Mr Wallaker – or Scott, as I occasionally call him – and I did not have a wedding, because neither of us wanted to get married again. But we did realize that neither of us had christened our children so decided to make it an excuse for a coming-together party at the big country house. That way, we decided, the children would be covered, like insurance, in case it emerged that the Christian God was the True God, even though both Mr Wallaker and I are slightly Buddhist.

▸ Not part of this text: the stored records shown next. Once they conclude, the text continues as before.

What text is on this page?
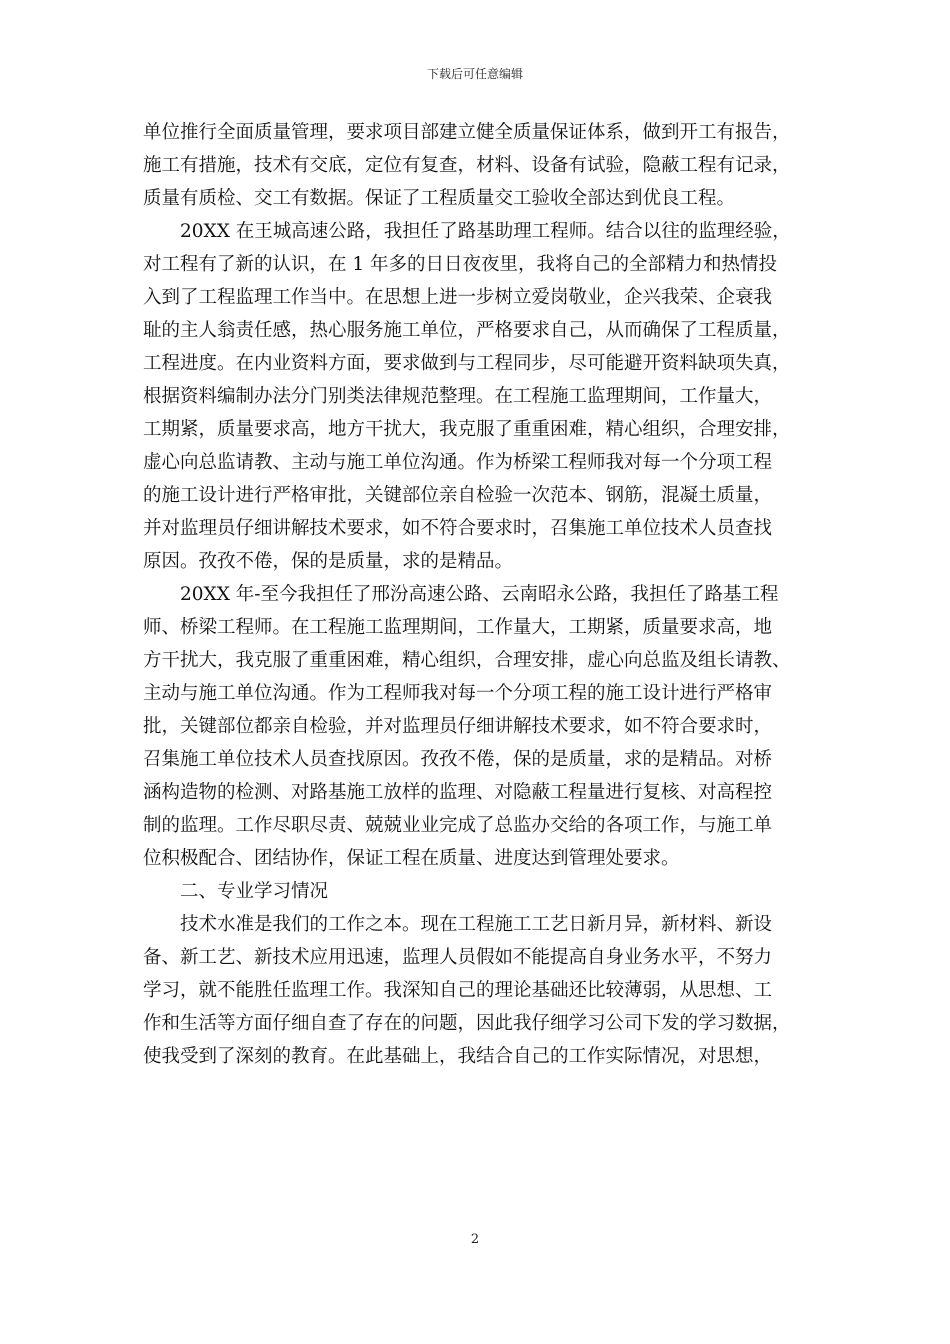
下载后可任意编辑
单位推行全面质量管理，要求项目部建立健全质量保证体系，做到开工有报告，
施工有措施，技术有交底，定位有复查，材料、设备有试验，隐蔽工程有记录，
质量有质检、交工有数据。保证了工程质量交工验收全部达到优良工程。
20XX 在王城高速公路，我担任了路基助理工程师。结合以往的监理经验，
对工程有了新的认识，在 1 年多的日日夜夜里，我将自己的全部精力和热情投
入到了工程监理工作当中。在思想上进一步树立爱岗敬业，企兴我荣、企衰我
耻的主人翁责任感，热心服务施工单位，严格要求自己，从而确保了工程质量，
工程进度。在内业资料方面，要求做到与工程同步，尽可能避开资料缺项失真，
根据资料编制办法分门别类法律规范整理。在工程施工监理期间，工作量大，
工期紧，质量要求高，地方干扰大，我克服了重重困难，精心组织，合理安排，
虚心向总监请教、主动与施工单位沟通。作为桥梁工程师我对每一个分项工程
的施工设计进行严格审批，关键部位亲自检验一次范本、钢筋，混凝土质量，
并对监理员仔细讲解技术要求，如不符合要求时，召集施工单位技术人员查找
原因。孜孜不倦，保的是质量，求的是精品。
20XX 年-至今我担任了邢汾高速公路、云南昭永公路，我担任了路基工程
师、桥梁工程师。在工程施工监理期间，工作量大，工期紧，质量要求高，地
方干扰大，我克服了重重困难，精心组织，合理安排，虚心向总监及组长请教、
主动与施工单位沟通。作为工程师我对每一个分项工程的施工设计进行严格审
批，关键部位都亲自检验，并对监理员仔细讲解技术要求，如不符合要求时，
召集施工单位技术人员查找原因。孜孜不倦，保的是质量，求的是精品。对桥
涵构造物的检测、对路基施工放样的监理、对隐蔽工程量进行复核、对高程控
制的监理。工作尽职尽责、兢兢业业完成了总监办交给的各项工作，与施工单
位积极配合、团结协作，保证工程在质量、进度达到管理处要求。
二、专业学习情况
技术水准是我们的工作之本。现在工程施工工艺日新月异，新材料、新设
备、新工艺、新技术应用迅速，监理人员假如不能提高自身业务水平，不努力
学习，就不能胜任监理工作。我深知自己的理论基础还比较薄弱，从思想、工
作和生活等方面仔细自查了存在的问题，因此我仔细学习公司下发的学习数据，
使我受到了深刻的教育。在此基础上，我结合自己的工作实际情况，对思想，
2
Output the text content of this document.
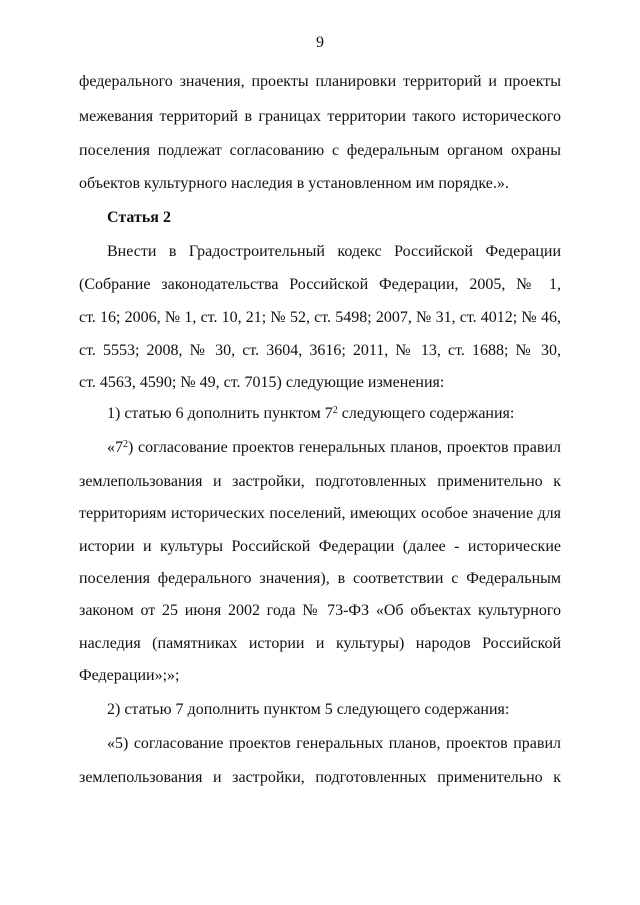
9
федерального значения, проекты планировки территорий и проекты
межевания территорий в границах территории такого исторического
поселения подлежат согласованию с федеральным органом охраны
объектов культурного наследия в установленном им порядке.».
Статья 2
Внести в Градостроительный кодекс Российской Федерации
(Собрание законодательства Российской Федерации, 2005, № 1,
ст. 16; 2006, № 1, ст. 10, 21; № 52, ст. 5498; 2007, № 31, ст. 4012; № 46,
ст. 5553; 2008, № 30, ст. 3604, 3616; 2011, № 13, ст. 1688; № 30,
ст. 4563, 4590; № 49, ст. 7015) следующие изменения:
1) статью 6 дополнить пунктом $7^2$ следующего содержания:
«$7^2$) согласование проектов генеральных планов, проектов правил
землепользования и застройки, подготовленных применительно к
территориям исторических поселений, имеющих особое значение для
истории и культуры Российской Федерации (далее - исторические
поселения федерального значения), в соответствии с Федеральным
законом от 25 июня 2002 года № 73-ФЗ «Об объектах культурного
наследия (памятниках истории и культуры) народов Российской
Федерации»;»;
2) статью 7 дополнить пунктом 5 следующего содержания:
«5) согласование проектов генеральных планов, проектов правил
землепользования и застройки, подготовленных применительно к
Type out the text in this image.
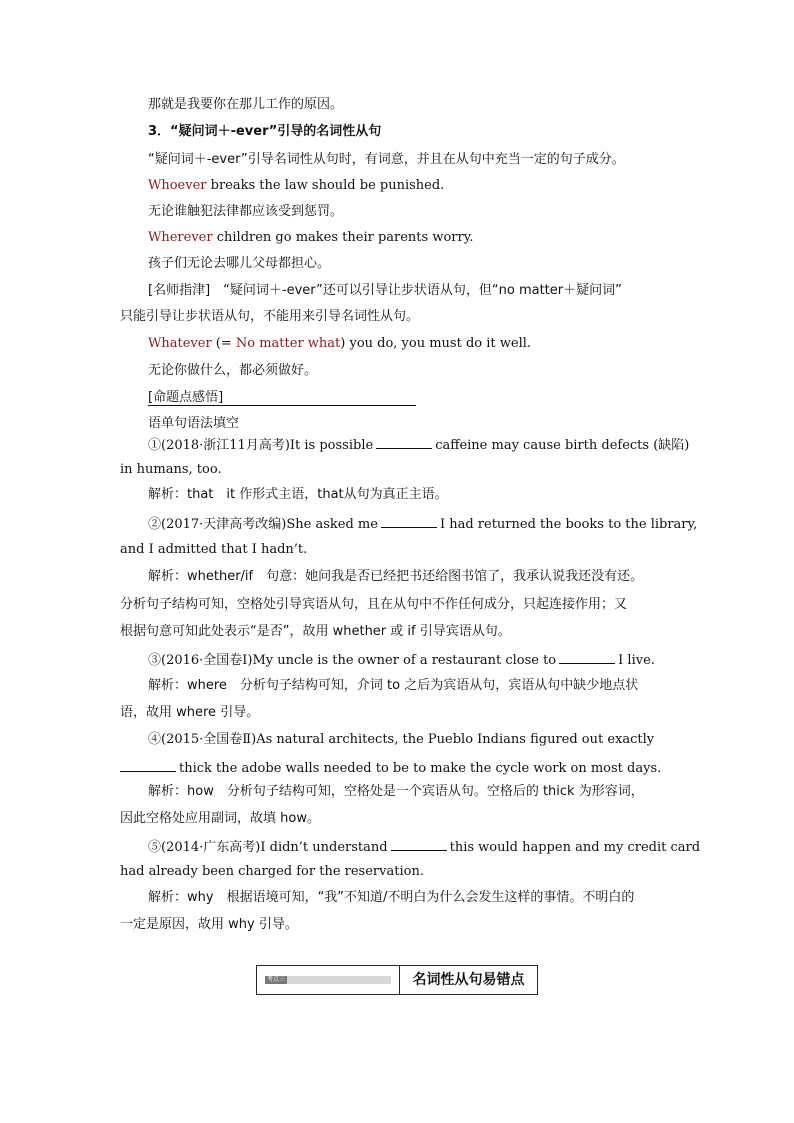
那就是我要你在那儿工作的原因。
3．“疑问词＋-ever”引导的名词性从句
“疑问词＋-ever”引导名词性从句时，有词意，并且在从句中充当一定的句子成分。
Whoever breaks the law should be punished.
无论谁触犯法律都应该受到惩罚。
Wherever children go makes their parents worry.
孩子们无论去哪儿父母都担心。
[名师指津]　“疑问词＋-ever”还可以引导让步状语从句，但“no matter＋疑问词”
只能引导让步状语从句，不能用来引导名词性从句。
Whatever (= No matter what) you do, you must do it well.
无论你做什么，都必须做好。
[命题点感悟]
语单句语法填空
①(2018·浙江11月高考)It is possible	caffeine may cause birth defects (缺陷)
in humans, too.
解析：that　it 作形式主语，that从句为真正主语。
②(2017·天津高考改编)She asked me	I had returned the books to the library,
and I admitted that I hadn’t.
解析：whether/if　句意：她问我是否已经把书还给图书馆了，我承认说我还没有还。
分析句子结构可知，空格处引导宾语从句，且在从句中不作任何成分，只起连接作用；又
根据句意可知此处表示“是否”，故用 whether 或 if 引导宾语从句。
③(2016·全国卷Ⅰ)My uncle is the owner of a restaurant close to	I live.
解析：where　分析句子结构可知，介词 to 之后为宾语从句，宾语从句中缺少地点状
语，故用 where 引导。
④(2015·全国卷Ⅱ)As natural architects, the Pueblo Indians figured out exactly
thick the adobe walls needed to be to make the cycle work on most days.
解析：how　分析句子结构可知，空格处是一个宾语从句。空格后的 thick 为形容词，
因此空格处应用副词，故填 how。
⑤(2014·广东高考)I didn’t understand	this would happen and my credit card
had already been charged for the reservation.
解析：why　根据语境可知，“我”不知道/不明白为什么会发生这样的事情。不明白的
一定是原因，故用 why 引导。
考点三	名词性从句易错点
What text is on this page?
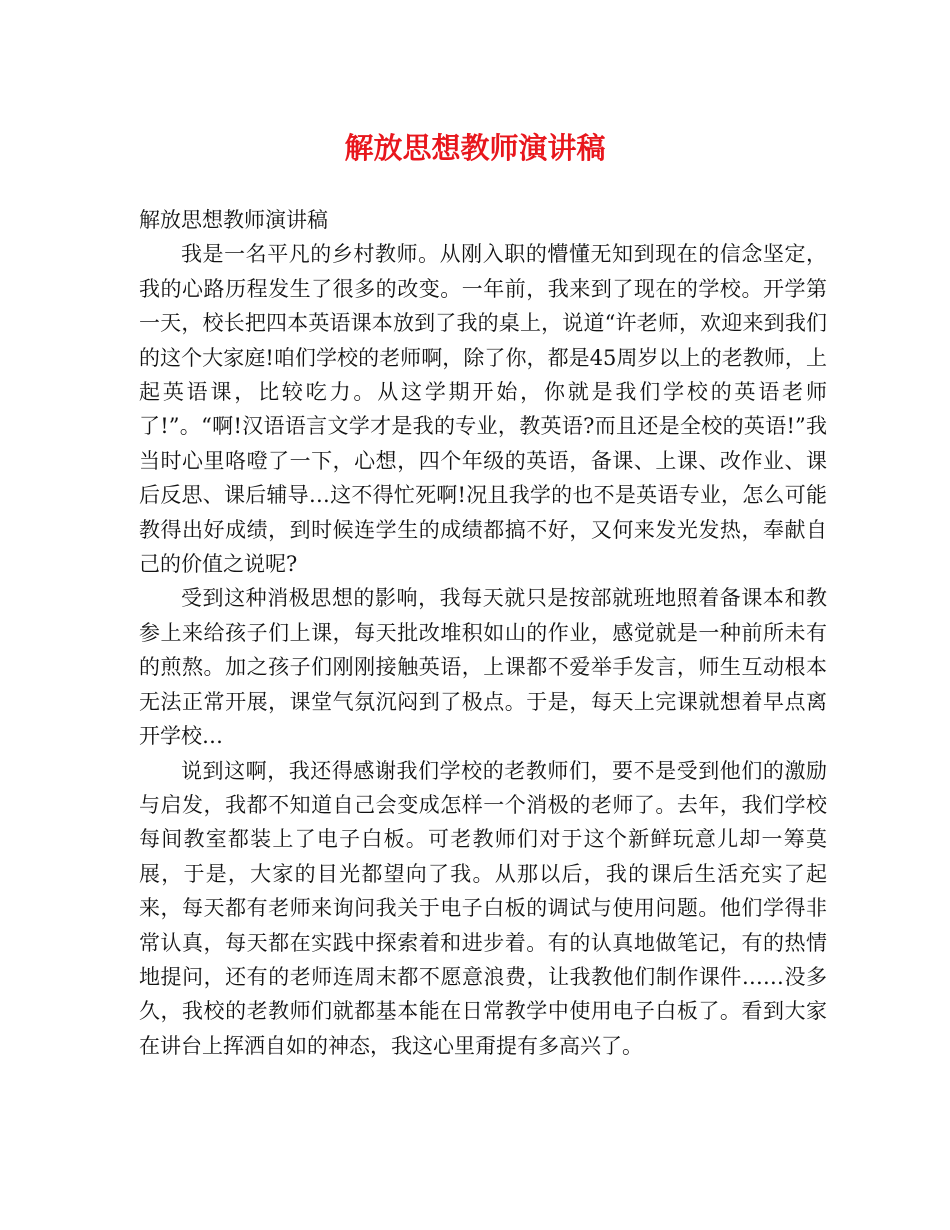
解放思想教师演讲稿

解放思想教师演讲稿

我是一名平凡的乡村教师。从刚入职的懵懂无知到现在的信念坚定，我的心路历程发生了很多的改变。一年前，我来到了现在的学校。开学第一天，校长把四本英语课本放到了我的桌上，说道“许老师，欢迎来到我们的这个大家庭!咱们学校的老师啊，除了你，都是45周岁以上的老教师，上起英语课，比较吃力。从这学期开始，你就是我们学校的英语老师了!”。“啊!汉语语言文学才是我的专业，教英语?而且还是全校的英语!”我当时心里咯噔了一下，心想，四个年级的英语，备课、上课、改作业、课后反思、课后辅导…这不得忙死啊!况且我学的也不是英语专业，怎么可能教得出好成绩，到时候连学生的成绩都搞不好，又何来发光发热，奉献自己的价值之说呢?

受到这种消极思想的影响，我每天就只是按部就班地照着备课本和教参上来给孩子们上课，每天批改堆积如山的作业，感觉就是一种前所未有的煎熬。加之孩子们刚刚接触英语，上课都不爱举手发言，师生互动根本无法正常开展，课堂气氛沉闷到了极点。于是，每天上完课就想着早点离开学校…

说到这啊，我还得感谢我们学校的老教师们，要不是受到他们的激励与启发，我都不知道自己会变成怎样一个消极的老师了。去年，我们学校每间教室都装上了电子白板。可老教师们对于这个新鲜玩意儿却一筹莫展，于是，大家的目光都望向了我。从那以后，我的课后生活充实了起来，每天都有老师来询问我关于电子白板的调试与使用问题。他们学得非常认真，每天都在实践中探索着和进步着。有的认真地做笔记，有的热情地提问，还有的老师连周末都不愿意浪费，让我教他们制作课件……没多久，我校的老教师们就都基本能在日常教学中使用电子白板了。看到大家在讲台上挥洒自如的神态，我这心里甭提有多高兴了。
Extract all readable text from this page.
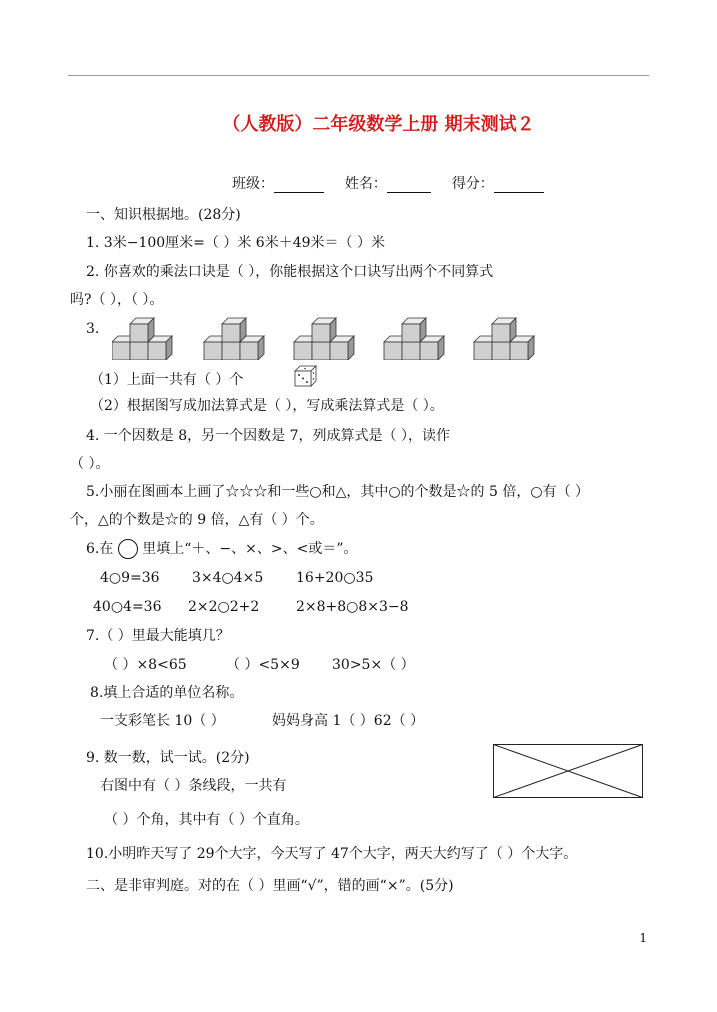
（人教版）二年级数学上册 期末测试２
班级：	姓名：	得分：
一、知识根据地。(28分)
1. 3米−100厘米=（ ）米 6米＋49米＝（ ）米
2. 你喜欢的乘法口诀是（ ），你能根据这个口诀写出两个不同算式
吗?（ ），（ ）。
3.
（1）上面一共有（ ）个
（2）根据图写成加法算式是（ ），写成乘法算式是（ ）。
4. 一个因数是 8，另一个因数是 7，列成算式是（ ），读作
（ ）。
5.小丽在图画本上画了☆☆☆和一些○和△，其中○的个数是☆的 5 倍，○有（ ）
个，△的个数是☆的 9 倍，△有（ ）个。
6.在 里填上“＋、−、×、>、<或＝”。
4○9=36 3×4○4×5 16+20○35
40○4=36 2×2○2+2	2×8+8○8×3−8
7.（ ）里最大能填几？
（ ）×8<65	（ ）<5×9 30>5×（ ）
8.填上合适的单位名称。
一支彩笔长 10（ ）	妈妈身高 1（ ）62（ ）
9. 数一数，试一试。(2分)
右图中有（ ）条线段，一共有
（ ）个角，其中有（ ）个直角。
10.小明昨天写了 29个大字，今天写了 47个大字，两天大约写了（ ）个大字。
二、是非审判庭。对的在（ ）里画“√”，错的画“×”。(5分)
1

The ceremony was performed in the chapel. The school choir sang, and Scott’s sons Matt and Fred – who are no longer in boarding school but at the Senior School – played ‘Someone to Watch Over Me’ on clarinet and piano. I cried most of the time. Greenlight Productions sent a bunch of flowers the size of a sheep; Rebecca had her hair done in an Afro with a lit-up sign saying ‘Motel’ and an arrow pointing down at her head; Daniel got drunk at the party and tried to get off with Talitha, leading to Sergei throwing a giant tantrum and storming off in a rage; and Jude – who had, obviously, got bored with Wildlifephotographerman’s devotion – got off with Mr Pitlochry-Howard and then had a terrible time getting out of it afterwards. Tom and Arkis sulked because we hadn’t invited Gwyneth Paltrow – even though Jake had once played with Chris Martin – and both flirted outrageously with the senior boys in the big band. Mum was still slightly annoyed that I hadn’t worn something more brightly coloured, but got over it because her coat-dress set was clearly nicer than Una’s, and Mr Wallaker is quite happy to indulge her by flirting outrageously and telling her off when she gets out of line, in a way which just makes her titter. Roxster – who had previously sent me a very nice text saying his heart was broken at the loss of his vomiting cougar, but there clearly was a Dating God as his new girlfriend had morning sickness – texted me on the day to say she wasn’t pregnant, it was just that he’d forced her to eat too much food, and she was really annoying. Which was nice.

And somewhere up above it all, I knew in my heart that Mark would be glad. That he really, really would not have wanted us to be alone and in a confused state. And that if it had to be someone, he would be glad it was Mr Wallaker.